OK, back to Diane and Andrew. Now that we have the diagnosis, they can get treatment and they were given the antidote called Digibind [digoxin immune fab]. As the name suggests, it binds digoxin and deactivates it. Within an hour of receiving the antidote, they started feeling better. But it took a few days and a total of 12 vials of the antidote for their symptoms to completely resolve. Their heart rhythm returned to normal, their vision returned to normal, and they were discharged home to rethink their garden and probably have a conversation with their neighbor who gifted them those plants.

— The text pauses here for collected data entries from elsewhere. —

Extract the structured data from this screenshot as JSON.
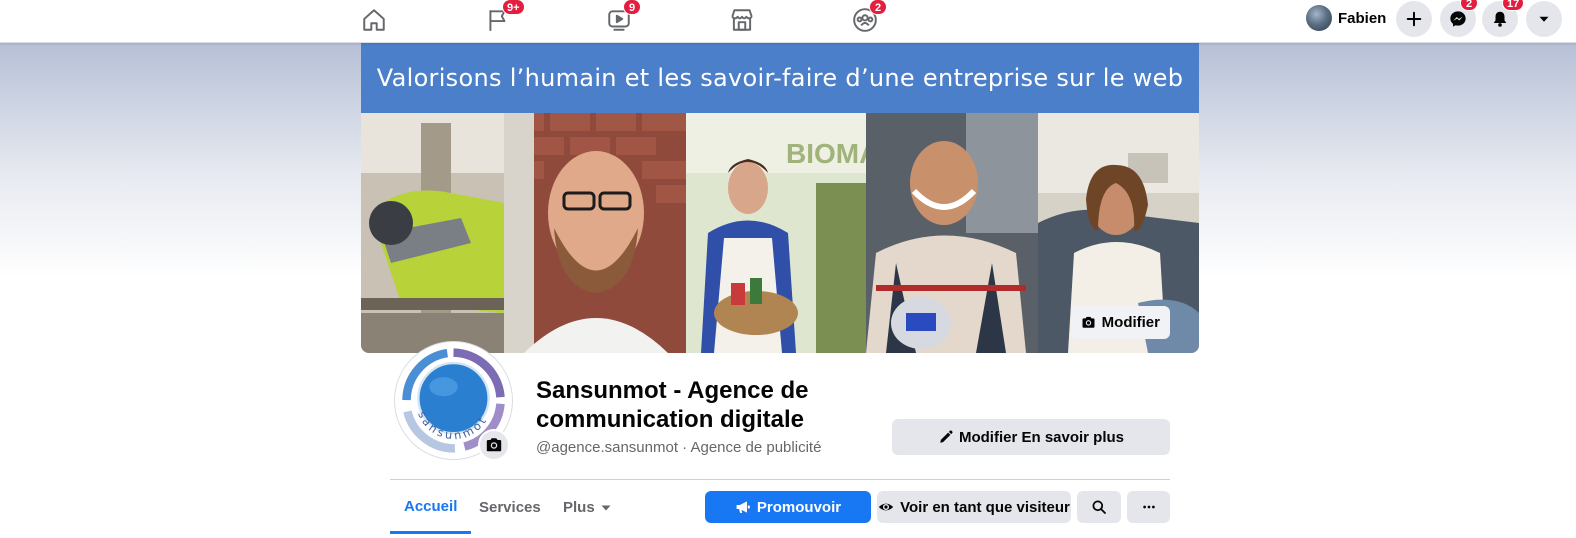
{
  "topnav": {
    "tabs": [
      {
        "icon": "home-icon"
      },
      {
        "icon": "flag-icon",
        "badge": "9+"
      },
      {
        "icon": "video-icon",
        "badge": "9"
      },
      {
        "icon": "marketplace-icon"
      },
      {
        "icon": "groups-icon",
        "badge": "2"
      }
    ],
    "profile_name": "Fabien",
    "create_icon": "plus-icon",
    "messenger_badge": "2",
    "notifications_badge": "17",
    "account_icon": "caret-down-icon"
  },
  "cover": {
    "banner_text": "Valorisons l’humain et les savoir-faire d’une entreprise sur le web",
    "edit_label": "Modifier"
  },
  "page": {
    "title": "Sansunmot - Agence de communication digitale",
    "subtitle": "@agence.sansunmot · Agence de publicité",
    "logo_text": "sansunmot",
    "edit_more_label": "Modifier En savoir plus"
  },
  "tabs": {
    "home": "Accueil",
    "services": "Services",
    "more": "Plus"
  },
  "actions": {
    "promote": "Promouvoir",
    "view_as_visitor": "Voir en tant que visiteur"
  },
  "colors": {
    "accent": "#1877f2",
    "badge": "#e41e3f",
    "banner": "#4c7fc9"
  }
}
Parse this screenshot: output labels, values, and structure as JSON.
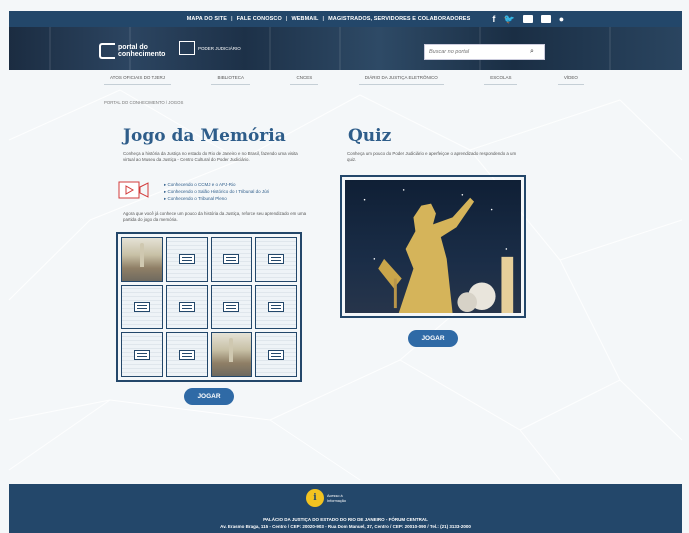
{
  "topbar": {
    "links": [
      "MAPA DO SITE",
      "FALE CONOSCO",
      "WEBMAIL",
      "MAGISTRADOS, SERVIDORES E COLABORADORES"
    ],
    "separator": "|",
    "social_icons": [
      "facebook-icon",
      "twitter-icon",
      "instagram-icon",
      "youtube-icon",
      "flickr-icon"
    ]
  },
  "header": {
    "logo_text": "portal do conhecimento",
    "partner_text": "PODER JUDICIÁRIO",
    "search_placeholder": "Buscar no portal"
  },
  "nav": {
    "items": [
      "ATOS OFICIAIS DO TJERJ",
      "BIBLIOTECA",
      "CNCES",
      "DIÁRIO DA JUSTIÇA ELETRÔNICO",
      "ESCOLAS",
      "VÍDEO"
    ]
  },
  "breadcrumb": "PORTAL DO CONHECIMENTO  /  JOGOS",
  "memory": {
    "title": "Jogo da Memória",
    "desc": "Conheça a história da Justiça no estado do Rio de Janeiro e no Brasil, fazendo uma visita virtual ao Museu da Justiça - Centro Cultural do Poder Judiciário.",
    "links": [
      "Conhecendo o CCMJ e o APJ-Rio",
      "Conhecendo o Salão Histórico do I Tribunal do Júri",
      "Conhecendo o Tribunal Pleno"
    ],
    "prompt": "Agora que você já conhece um pouco da história da Justiça, reforce seu aprendizado em uma partida do jogo da memória.",
    "button": "JOGAR"
  },
  "quiz": {
    "title": "Quiz",
    "desc": "Conheça um pouco do Poder Judiciário e aperfeiçoe o aprendizado respondendo a um quiz.",
    "button": "JOGAR"
  },
  "footer": {
    "badge_text": "Acesso à Informação",
    "line1": "PALÁCIO DA JUSTIÇA DO ESTADO DO RIO DE JANEIRO - FÓRUM CENTRAL",
    "line2": "Av. Erasmo Braga, 115 - Centro / CEP: 20020-903 - Rua Dom Manuel, 37, Centro / CEP: 20010-090 / Tel.: (21) 3133-2000"
  },
  "colors": {
    "primary": "#23476a",
    "title": "#2e5d8a",
    "button": "#2f6aa6",
    "badge": "#f2c320"
  }
}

The moral of the story is they got lucky, especially Diane. I mean, I just wish she had come into the hospital sooner rather than waiting 3 days at home with chest pain, palpitations, and nausea. Just remember, women in particular can have atypical symptoms when they are having a heart attack and this can delay their diagnosis. Don't ignore chest pain or other symptoms that come on when you exert yourself. It's always better to be safe and come in to get checked out.
Siobhan Deshauer, MD, is an internal medicine specialist in Toronto. Before medicine, she was a violinist, which is why her YouTube channel is called Violin MD.